Così, seguendo una rigida successione logica, Berlinguer riuscì ad approvare nell’ordine: il nuovo ordinamento scolastico, l’elevamento dell’obbligo formativo a 18 anni, la nuova parità scolastica di cui gli sono ancora grate le scuole cattoliche, e i principi base dell’autonomia con la nuova figura centrale del dirigente scolastico. Poi decise di affrontare l’ostacolo più grande, e cioè la possibilità di selezionare i docenti per merito e non per anzianità. La sua idea era generosa, era riuscito a indirizzare su questo pezzo della riforma dell’ordinamento molti soldi. In cambio chiedeva solo di poter selezionare, pagandoli di più, gli insegnanti più bravi e impegnati, quelli che credono nella scuola, coloro che vi si dedicano anima e corpo. Sapeva che con il “concorsone” – attraverso cui avrebbe assegnato al 20% di docenti più meritevoli 6 milioni di lire a testa – poteva essere la sua ultima battaglia, ma anche la ragione della sua sconfitta. E non a caso l’aveva lasciata alla fine del suo percorso.
L’opposizione fu dura, e non solo da parte della Gilda, un nuovo movimento autonomo nato tra gli insegnanti che prefigurava in nuce il grillismo, ma anche da parte dei sindacati storici, a cominciare dal voltafaccia della Cgil. La Cgil era una sostenitrice della riforma dell’autonomia e delle conseguenze che avrebbe determinato, a cominciare dalla contrattazione integrativa a livello di istituto. Era una concreta opportunità di rafforzamento del sindacato. E anche il “concorsone” inizialmente non vedeva l’opposizione di Cgil, Cisl e Uil. Ma come è accaduto in più occasioni, i sindacati storici non avevano il controllo della situazione, a cominciare dal polso della categoria, che si opponeva a qualsiasi riforma.

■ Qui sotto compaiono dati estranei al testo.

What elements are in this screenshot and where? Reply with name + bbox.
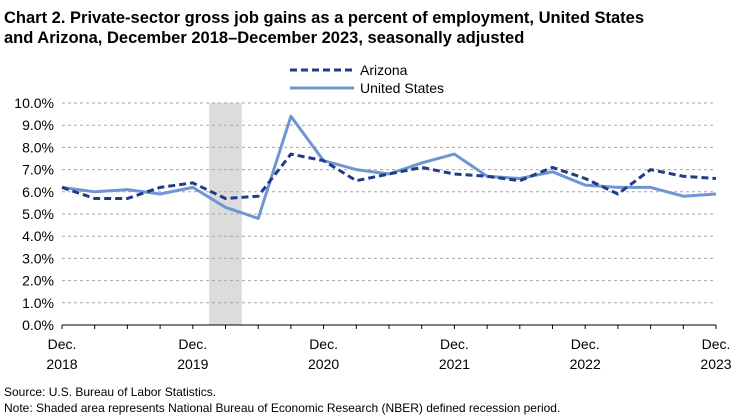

Non destarono stupore, quando Berlinguer uscì da governo per lasciare il posto a Tullio De Mauro, le grida di giubilo degli autonomi e l’imbarazzato silenzio dei DS. Ma soprattutto nessuno osò sollevare dubbi quando nel 2006, nel secondo governo Prodi, divenne ministro della pubblica istruzione Fioroni, molto più accomodante e amico dei sindacati, o che a dirigere il ministero nel 2016 con il governo Renzi fu chiamata addirittura una ex dirigente della Cgil Scuola.
Quello che Berlinguer ha fatto in quegli anni ha però segnato in maniera irreversibile la scuola italiana. Fu una grande modernizzazione – forse l’unica dal 1960 in poi – a cui nessuno ha potuto mettere freno, anche se è rimasta incompiuta e ferma a metà del guado. Come per altri grandi rappresentanti di una generazione che via via ci sta lasciando, anche per Luigi Berlinguer si sprecano in queste ore lacrime di coccodrillo. Soprattutto da parte di quel mondo che non seppe fare tesoro delle sue intuizioni e non fece nulla per mettere a sua disposizione tutta la forza necessaria per realizzarle.
Ha ricordato in queste ore uno dei suoi principali collaboratori in quegli anni, Marco Campione: “due cose ho appreso da lui: che la scuola è per gli studenti, e che governare significa trovare soluzioni”. Due cose talmente semplici che quando ha tentato di metterle in pratica ha fatto una rivoluzione.